The 2018 Top Truck Bottleneck List assesses the level of truck-oriented congestion at 300 locations on the national highway system. The analysis, based on truck GPS data from more than 800,000 heavy-duty trucks, uses customized software applications and analysis methods along with terabytes of data from trucking operations to produce a congestion impact ranking from each location, according to ATRI.

“‘When your trucks are moving, America is growing,’ is what President Trump told the trucking industry last October,” said Dennis Nash, CEO of tank truck transporter and logistics provider Kenan Advantage Group, North Canton, Ohio. “Unfortunately, as ATRI’s report shows, increasingly our trucks are not moving because of congestion, choke points and bottlenecks on an aging highway system. Addressing congestion and delays at these key interchanges and highways can make our supply chain more efficient, improve the environment by reducing fuel burn and save Americans countless hours of delay and added costs.”

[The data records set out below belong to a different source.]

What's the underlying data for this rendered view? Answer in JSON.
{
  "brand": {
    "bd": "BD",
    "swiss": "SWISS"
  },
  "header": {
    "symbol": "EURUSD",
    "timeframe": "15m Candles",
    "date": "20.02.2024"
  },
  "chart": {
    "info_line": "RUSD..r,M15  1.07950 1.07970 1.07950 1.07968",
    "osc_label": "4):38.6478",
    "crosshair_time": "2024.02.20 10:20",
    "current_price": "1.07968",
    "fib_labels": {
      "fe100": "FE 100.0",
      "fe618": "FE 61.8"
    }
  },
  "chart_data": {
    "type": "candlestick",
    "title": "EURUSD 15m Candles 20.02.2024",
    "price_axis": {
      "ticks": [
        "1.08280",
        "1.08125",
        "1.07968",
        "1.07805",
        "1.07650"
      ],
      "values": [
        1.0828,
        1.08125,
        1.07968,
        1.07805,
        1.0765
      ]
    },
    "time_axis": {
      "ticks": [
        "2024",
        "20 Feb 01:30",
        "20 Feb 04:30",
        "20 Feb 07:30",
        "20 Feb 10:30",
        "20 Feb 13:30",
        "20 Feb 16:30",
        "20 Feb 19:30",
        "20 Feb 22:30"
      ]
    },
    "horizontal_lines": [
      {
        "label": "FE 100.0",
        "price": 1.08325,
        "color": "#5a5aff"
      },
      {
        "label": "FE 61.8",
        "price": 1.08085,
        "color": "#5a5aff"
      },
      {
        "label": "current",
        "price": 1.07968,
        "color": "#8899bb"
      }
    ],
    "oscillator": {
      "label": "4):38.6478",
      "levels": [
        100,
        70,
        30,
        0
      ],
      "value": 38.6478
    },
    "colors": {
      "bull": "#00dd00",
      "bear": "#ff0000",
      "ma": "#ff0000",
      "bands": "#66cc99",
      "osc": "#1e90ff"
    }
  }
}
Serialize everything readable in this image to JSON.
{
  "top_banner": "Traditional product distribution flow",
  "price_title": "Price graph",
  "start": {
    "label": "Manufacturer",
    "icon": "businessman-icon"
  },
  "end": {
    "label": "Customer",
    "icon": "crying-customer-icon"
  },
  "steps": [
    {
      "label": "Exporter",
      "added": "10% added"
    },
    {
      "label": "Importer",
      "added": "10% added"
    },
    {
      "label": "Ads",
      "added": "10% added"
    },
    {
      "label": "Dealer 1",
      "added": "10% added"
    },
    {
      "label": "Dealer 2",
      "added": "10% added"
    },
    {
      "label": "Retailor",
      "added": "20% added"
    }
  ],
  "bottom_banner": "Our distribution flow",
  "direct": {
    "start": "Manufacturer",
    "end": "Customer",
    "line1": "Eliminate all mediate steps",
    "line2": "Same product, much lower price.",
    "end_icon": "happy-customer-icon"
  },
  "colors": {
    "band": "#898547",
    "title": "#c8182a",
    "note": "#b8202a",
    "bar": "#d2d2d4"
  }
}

Atlanta’s Spaghetti Junction, which is the intersection of Interstates 285 and 85 North, has an average speed of only 24.7 mph during peak traffic hours.

In addition to Spaghetti Junction, Atlanta is home to six additional bottlenecks in the top 100. The other Atlanta bottlenecks on the list:

  • No. 4, Atlanta: I-75 at I-285 (North)
  • No. 17, Atlanta: I-20 at I-285 (West)
  • No. 46, Atlanta: I-20 at I-285 (East)
  • No. 79, Atlanta: I-20 at I-75/I-85
  • No. 90, Atlanta: I-75 at I-85
  • No. 95, Atlanta: I-75 at I-675

“As a hub of commerce and transportation in the Southeast, Atlanta is a vital junction for the flow of goods and ATRI’s research shows us where that flow gets disrupted by congestion,” Georgia Motor Trucking Association President Ed Crowell said in a news release. “Congestion costs our industry and consumers billions of dollars and that is why we urge policy makers to come up with a bold plan to rebuild and modernize our roads and bridges and use ATRI’s bottlenecks report as a roadmap for where are investments are most needed.”

The entire top 10 is as follows:

  • No. 1, Atlanta: I-285 at I-85 (North)
  • No. 2, Fort Lee, N.J.: I-95 at SR 4
  • No. 3, Chicago: I-290 at I90/I-94
  • No. 4, Atlanta: I-75 at I-285 (North)
  • No. 5, Los Angeles: SR60 at SR57
  • No. 6, Boston: I-95 at I-90
  • No. 7, Baltimore: I-695 at I-70
  • No. 8, Queens, N.Y.: I-495
  • No. 9, Cincinnati: I-71 at I-75
  • No. 10, Louisville, Ky.: I-65 at I-64/I-71

The full top 100 can be found here.

“Measuring the performance of freight movement across our nation’s highways is critical to understanding where and at what level investment should be made,” the ATRI report said. “The information provided through this effort can empower decision making in both the public and private sectors by helping stakeholders better understand the severity of congestion and mobility constraints on the U.S. highway transportation system.”